Descriptions, Reviews, Etc.
Publisher Description:
Intermingling architectural, cultural, and religious history, Louis Nelson reads Anglican architecture and decorative arts as documents of eighteenth-century religious practice and belief. In The Beauty of Holiness, he tells the story of the Church of England in colonial South Carolina, revealing how the colony's Anglicans negotiated the tensions between the persistence of seventeenth-century religious practice and the rising tide of Enlightenment thought and sentimentality.
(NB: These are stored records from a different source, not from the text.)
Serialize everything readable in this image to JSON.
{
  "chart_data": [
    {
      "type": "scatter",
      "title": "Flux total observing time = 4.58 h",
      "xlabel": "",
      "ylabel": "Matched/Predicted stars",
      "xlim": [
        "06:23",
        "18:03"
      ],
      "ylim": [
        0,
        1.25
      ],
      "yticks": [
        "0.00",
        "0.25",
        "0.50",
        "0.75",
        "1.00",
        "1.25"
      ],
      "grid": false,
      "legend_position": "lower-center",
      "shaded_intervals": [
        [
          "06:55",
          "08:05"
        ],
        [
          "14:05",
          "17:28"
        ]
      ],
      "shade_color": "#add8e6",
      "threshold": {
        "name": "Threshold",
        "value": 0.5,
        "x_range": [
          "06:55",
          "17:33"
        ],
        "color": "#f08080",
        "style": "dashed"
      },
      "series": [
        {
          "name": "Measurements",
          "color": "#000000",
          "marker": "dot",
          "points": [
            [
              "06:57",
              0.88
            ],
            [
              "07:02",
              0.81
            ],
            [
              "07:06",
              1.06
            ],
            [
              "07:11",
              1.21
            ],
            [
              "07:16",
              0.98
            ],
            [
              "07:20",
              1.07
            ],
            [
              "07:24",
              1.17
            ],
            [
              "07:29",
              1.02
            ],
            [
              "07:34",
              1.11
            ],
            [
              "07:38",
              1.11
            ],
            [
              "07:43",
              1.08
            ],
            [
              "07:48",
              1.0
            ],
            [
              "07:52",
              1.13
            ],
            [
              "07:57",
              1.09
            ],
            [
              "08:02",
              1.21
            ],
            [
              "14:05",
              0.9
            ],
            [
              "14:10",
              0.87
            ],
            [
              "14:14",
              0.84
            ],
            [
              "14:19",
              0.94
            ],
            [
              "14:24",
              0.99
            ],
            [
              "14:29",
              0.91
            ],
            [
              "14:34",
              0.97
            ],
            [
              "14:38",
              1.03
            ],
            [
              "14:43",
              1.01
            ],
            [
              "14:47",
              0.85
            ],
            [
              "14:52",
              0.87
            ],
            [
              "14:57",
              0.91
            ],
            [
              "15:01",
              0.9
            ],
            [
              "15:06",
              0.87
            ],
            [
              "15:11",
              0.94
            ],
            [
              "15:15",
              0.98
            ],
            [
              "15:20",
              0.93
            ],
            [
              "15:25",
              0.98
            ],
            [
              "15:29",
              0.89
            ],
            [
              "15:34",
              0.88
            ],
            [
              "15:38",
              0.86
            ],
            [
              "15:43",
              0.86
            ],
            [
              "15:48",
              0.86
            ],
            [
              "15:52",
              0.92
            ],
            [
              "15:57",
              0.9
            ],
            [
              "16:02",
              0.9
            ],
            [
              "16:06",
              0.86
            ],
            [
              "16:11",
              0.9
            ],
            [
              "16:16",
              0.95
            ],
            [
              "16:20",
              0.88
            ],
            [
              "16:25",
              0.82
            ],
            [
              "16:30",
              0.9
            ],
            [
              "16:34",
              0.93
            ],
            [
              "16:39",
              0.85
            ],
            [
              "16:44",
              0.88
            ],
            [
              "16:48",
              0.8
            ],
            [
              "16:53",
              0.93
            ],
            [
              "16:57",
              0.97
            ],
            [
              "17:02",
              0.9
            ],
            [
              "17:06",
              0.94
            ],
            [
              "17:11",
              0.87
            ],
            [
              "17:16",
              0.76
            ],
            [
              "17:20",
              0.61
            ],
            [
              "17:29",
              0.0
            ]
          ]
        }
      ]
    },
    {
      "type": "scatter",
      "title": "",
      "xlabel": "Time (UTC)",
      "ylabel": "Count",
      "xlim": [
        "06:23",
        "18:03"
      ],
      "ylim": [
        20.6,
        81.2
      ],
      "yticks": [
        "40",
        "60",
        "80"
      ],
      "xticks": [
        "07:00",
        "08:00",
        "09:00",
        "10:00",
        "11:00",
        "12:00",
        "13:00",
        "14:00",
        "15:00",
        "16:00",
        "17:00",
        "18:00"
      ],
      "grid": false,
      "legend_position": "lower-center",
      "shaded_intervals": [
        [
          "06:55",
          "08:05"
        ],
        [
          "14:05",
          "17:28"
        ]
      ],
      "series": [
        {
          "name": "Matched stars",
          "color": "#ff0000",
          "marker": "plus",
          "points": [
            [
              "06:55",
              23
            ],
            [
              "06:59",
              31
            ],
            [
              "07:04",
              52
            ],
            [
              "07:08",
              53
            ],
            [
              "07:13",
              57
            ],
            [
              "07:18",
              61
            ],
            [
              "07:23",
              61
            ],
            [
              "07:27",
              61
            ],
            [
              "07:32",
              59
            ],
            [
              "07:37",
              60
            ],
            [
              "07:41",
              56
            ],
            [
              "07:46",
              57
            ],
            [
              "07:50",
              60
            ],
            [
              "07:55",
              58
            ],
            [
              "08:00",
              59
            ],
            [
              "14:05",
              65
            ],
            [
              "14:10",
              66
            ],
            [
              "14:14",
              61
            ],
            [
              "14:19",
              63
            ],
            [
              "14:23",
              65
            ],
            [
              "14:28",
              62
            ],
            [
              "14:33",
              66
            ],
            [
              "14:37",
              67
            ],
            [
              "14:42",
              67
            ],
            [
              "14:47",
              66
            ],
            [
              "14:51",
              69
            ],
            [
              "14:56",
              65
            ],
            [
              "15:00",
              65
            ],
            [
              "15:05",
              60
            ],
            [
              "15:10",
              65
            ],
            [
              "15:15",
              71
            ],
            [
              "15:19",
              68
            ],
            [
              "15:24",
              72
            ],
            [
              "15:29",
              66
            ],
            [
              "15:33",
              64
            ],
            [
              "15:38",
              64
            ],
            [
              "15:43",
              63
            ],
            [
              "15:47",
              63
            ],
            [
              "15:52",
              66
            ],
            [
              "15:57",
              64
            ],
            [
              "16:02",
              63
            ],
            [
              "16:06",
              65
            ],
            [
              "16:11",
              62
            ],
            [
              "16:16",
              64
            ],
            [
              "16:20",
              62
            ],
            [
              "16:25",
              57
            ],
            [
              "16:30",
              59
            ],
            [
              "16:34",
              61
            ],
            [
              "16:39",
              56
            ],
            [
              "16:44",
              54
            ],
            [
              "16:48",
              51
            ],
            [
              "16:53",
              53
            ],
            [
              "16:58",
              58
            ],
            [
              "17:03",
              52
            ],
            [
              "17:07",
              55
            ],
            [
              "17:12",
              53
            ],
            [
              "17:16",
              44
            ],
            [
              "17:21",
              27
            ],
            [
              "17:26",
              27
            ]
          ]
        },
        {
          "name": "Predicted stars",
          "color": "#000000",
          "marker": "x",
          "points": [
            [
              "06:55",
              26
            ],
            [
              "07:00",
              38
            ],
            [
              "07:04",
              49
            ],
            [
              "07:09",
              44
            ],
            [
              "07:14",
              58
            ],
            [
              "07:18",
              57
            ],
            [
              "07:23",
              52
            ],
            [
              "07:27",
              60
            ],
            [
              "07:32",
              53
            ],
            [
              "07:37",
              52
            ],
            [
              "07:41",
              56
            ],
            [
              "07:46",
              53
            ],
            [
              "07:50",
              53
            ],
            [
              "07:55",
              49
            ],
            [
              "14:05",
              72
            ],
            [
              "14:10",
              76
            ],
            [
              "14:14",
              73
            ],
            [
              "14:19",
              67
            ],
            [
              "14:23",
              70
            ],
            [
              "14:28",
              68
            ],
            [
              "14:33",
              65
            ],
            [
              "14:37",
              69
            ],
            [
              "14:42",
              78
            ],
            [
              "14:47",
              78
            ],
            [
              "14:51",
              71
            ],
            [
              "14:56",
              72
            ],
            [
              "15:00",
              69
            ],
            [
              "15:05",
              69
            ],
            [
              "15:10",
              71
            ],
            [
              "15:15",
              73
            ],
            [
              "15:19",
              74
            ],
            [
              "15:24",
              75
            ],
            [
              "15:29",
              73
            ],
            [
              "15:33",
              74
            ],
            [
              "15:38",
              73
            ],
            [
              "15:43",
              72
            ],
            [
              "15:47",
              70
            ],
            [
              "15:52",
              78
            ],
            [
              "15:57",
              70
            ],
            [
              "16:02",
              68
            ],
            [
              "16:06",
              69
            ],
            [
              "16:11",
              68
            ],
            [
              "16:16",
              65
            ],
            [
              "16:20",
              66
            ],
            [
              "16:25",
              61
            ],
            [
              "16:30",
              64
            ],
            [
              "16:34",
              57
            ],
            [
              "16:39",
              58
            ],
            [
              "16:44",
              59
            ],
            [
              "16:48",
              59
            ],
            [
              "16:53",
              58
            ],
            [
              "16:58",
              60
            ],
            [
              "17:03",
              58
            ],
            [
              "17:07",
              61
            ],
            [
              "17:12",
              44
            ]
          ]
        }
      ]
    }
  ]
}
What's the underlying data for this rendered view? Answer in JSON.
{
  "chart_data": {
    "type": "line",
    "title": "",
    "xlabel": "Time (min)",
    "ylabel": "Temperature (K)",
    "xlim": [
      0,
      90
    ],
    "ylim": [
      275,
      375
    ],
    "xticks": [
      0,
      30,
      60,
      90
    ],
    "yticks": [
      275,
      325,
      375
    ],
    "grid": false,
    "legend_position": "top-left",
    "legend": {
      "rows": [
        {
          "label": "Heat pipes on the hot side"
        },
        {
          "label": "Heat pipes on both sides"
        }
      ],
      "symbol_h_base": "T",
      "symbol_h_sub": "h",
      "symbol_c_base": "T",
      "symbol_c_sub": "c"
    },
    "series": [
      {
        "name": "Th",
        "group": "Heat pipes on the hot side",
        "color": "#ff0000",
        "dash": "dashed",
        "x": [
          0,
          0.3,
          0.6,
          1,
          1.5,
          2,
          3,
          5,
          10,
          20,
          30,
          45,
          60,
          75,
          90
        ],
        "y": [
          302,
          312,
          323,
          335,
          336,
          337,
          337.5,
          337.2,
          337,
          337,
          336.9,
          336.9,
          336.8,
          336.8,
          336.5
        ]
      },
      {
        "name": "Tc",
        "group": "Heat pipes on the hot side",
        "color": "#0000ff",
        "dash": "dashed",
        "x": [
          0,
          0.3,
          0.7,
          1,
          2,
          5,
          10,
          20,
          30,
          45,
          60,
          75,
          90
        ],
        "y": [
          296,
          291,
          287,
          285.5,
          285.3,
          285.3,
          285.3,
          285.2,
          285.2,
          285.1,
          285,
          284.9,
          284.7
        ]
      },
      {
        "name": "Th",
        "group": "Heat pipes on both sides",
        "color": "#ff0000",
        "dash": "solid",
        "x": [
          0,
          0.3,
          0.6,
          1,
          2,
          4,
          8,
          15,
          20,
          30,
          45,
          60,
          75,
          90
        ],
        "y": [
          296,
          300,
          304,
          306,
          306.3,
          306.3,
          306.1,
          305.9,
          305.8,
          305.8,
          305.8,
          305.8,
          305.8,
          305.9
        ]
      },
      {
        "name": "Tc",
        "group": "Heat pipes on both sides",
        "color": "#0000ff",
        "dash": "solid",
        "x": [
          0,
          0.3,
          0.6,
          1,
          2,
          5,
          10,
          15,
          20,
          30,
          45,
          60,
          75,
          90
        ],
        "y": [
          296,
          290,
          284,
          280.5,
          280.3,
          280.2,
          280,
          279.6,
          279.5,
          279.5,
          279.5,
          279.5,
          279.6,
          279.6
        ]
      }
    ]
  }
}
Nelson begins with a careful examination of the buildings, grave markers, and communion silver fashioned and used by early Anglicans. Turning to the religious functions of local churches, he uses these objects and artifacts to explore Anglican belief and practice in South Carolina. Chapters focus on the role of the senses in religious understanding, the practice of the sacraments, and the place of beauty, regularity, and order in eighteenth-century Anglicanism. The final section of the book considers the ways church architecture and material culture reinforced social and political hierarchies.

Richly illustrated with more than 250 architectural images and photographs of religious objects, The Beauty of Holiness depends on exhaustive fieldwork to track changes in historical architecture. Nelson imaginatively reconstructs the history of the Church of England in colonial South Carolina and its role in public life, from its early years of ambivalent standing within the colony through the second wave of Anglicanism beginning in the early 1750s.


Contributor Bio(s): Nelson, Louis P.: - Louis P. Nelson is associate professor and chair of the Department of Architectural History at the University of Virginia.